Porém, é necessário compreender que a postura política do lumpemproletariado

não é uma “lei natural e universal” que pode ser aplicada para qualquer situação, em

qualquer contexto histórico. No entanto, foi isso que diversos autores ditos “marxistas”

fizeram: interpretaram essas passagens de Marx sob o lumpemproletariado de forma

dogmática, tornando-as espécies de “verdades reveladas” (assim disse o Senhor Marx

no capítulo x, versículo y, amém). Postura essa que não possui nada de marxista, pois

trata a ação de uma classe social de forma estanque, desconsidera as especificidades das

condições materiais de existência, o desenvolvimento da correlação de forças e as

tendências próprias da dinâmica da luta de classes em contextos históricos distintos.

Nesse sentido,

a vulgarização e deformação da teoria de Marx promoveram uma

simplificação e, aliado com determinados interesses e situações, transformou

o lumpemproletariado em puramente reacionário (e deixando de lado o que

Marx denominou “condições de existência”, como numa espécie de

maniqueísmo que transforma essa parte da sociedade em “representante do

mal”. Porém, além de resgatar o que Marx realmente disse, é necessário

perceber a evolução do lumpemproletariado e sua relação com o

desenvolvimento capitalista e, assim, compreender melhor seu papel político

contemporaneamente (VIANA, 2011).

Em nossa análise o lumpemproletariado é considerado uma classe social

intrínseca ao modo de produção capitalista e que, conseqüentemente, vem se

desenvolvendo e se ampliando quantitativamente com o desenvolvimento desse modo

de produção. No entanto, não acreditamos que o lumpemproletariado seja, em sua

essência, contra-revolucionário, assim como o proletariado é revolucionário na sua

essência, pois acreditamos ser possível constatar que na contemporaneidade,

especificamente no período de vigência da acumulação integral, o lumpemproletariado

tende a se aliar ao proletariado, em momentos de crise e enfrentamento, contra o capital

e, conseqüentemente, contribuir com a transformação social.
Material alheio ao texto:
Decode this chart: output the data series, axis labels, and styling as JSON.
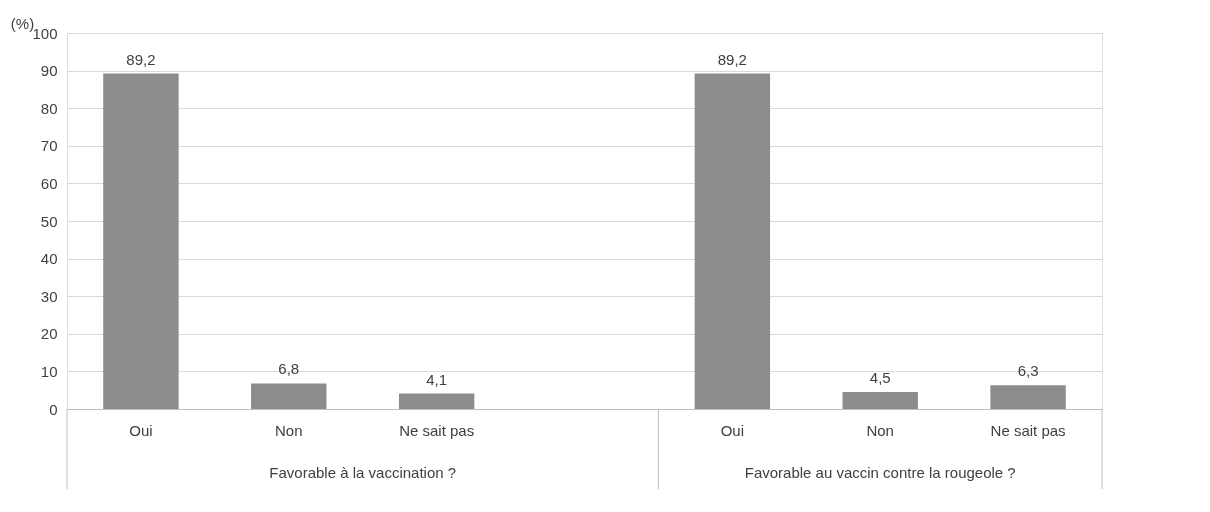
{
  "chart_data": {
    "type": "bar",
    "ylabel": "(%)",
    "categories": [
      "Oui",
      "Non",
      "Ne sait pas",
      null,
      "Oui",
      "Non",
      "Ne sait pas"
    ],
    "values": [
      89.2,
      6.8,
      4.1,
      null,
      89.2,
      4.5,
      6.3
    ],
    "value_labels": [
      "89,2",
      "6,8",
      "4,1",
      null,
      "89,2",
      "4,5",
      "6,3"
    ],
    "color": "#8c8c8c",
    "ylim": [
      0,
      100
    ],
    "yticks": [
      0,
      10,
      20,
      30,
      40,
      50,
      60,
      70,
      80,
      90,
      100
    ],
    "grid": "y",
    "annotations": [
      "Favorable à la vaccination ?",
      "Favorable au vaccin contre la rougeole ?"
    ]
  }
}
Percebe-se, então, que ao contrário dos teóricos que analisaram o

lumpemproletariado de forma estanque e dogmática, aqui buscaremos analisar o

lumpemproletariado na sua evolução histórica, intentando buscar respostas que

confirmem a tendência dessa classe em adquirir um caráter cada vez mais contestador e

uma aliança revolucionária com o proletariado. Esse é o objetivo do próximo capítulo:

analisar a expansão do lumpemproletariado no regime de acumulação integral e toda a

complexa dinâmica que envolve esse processo.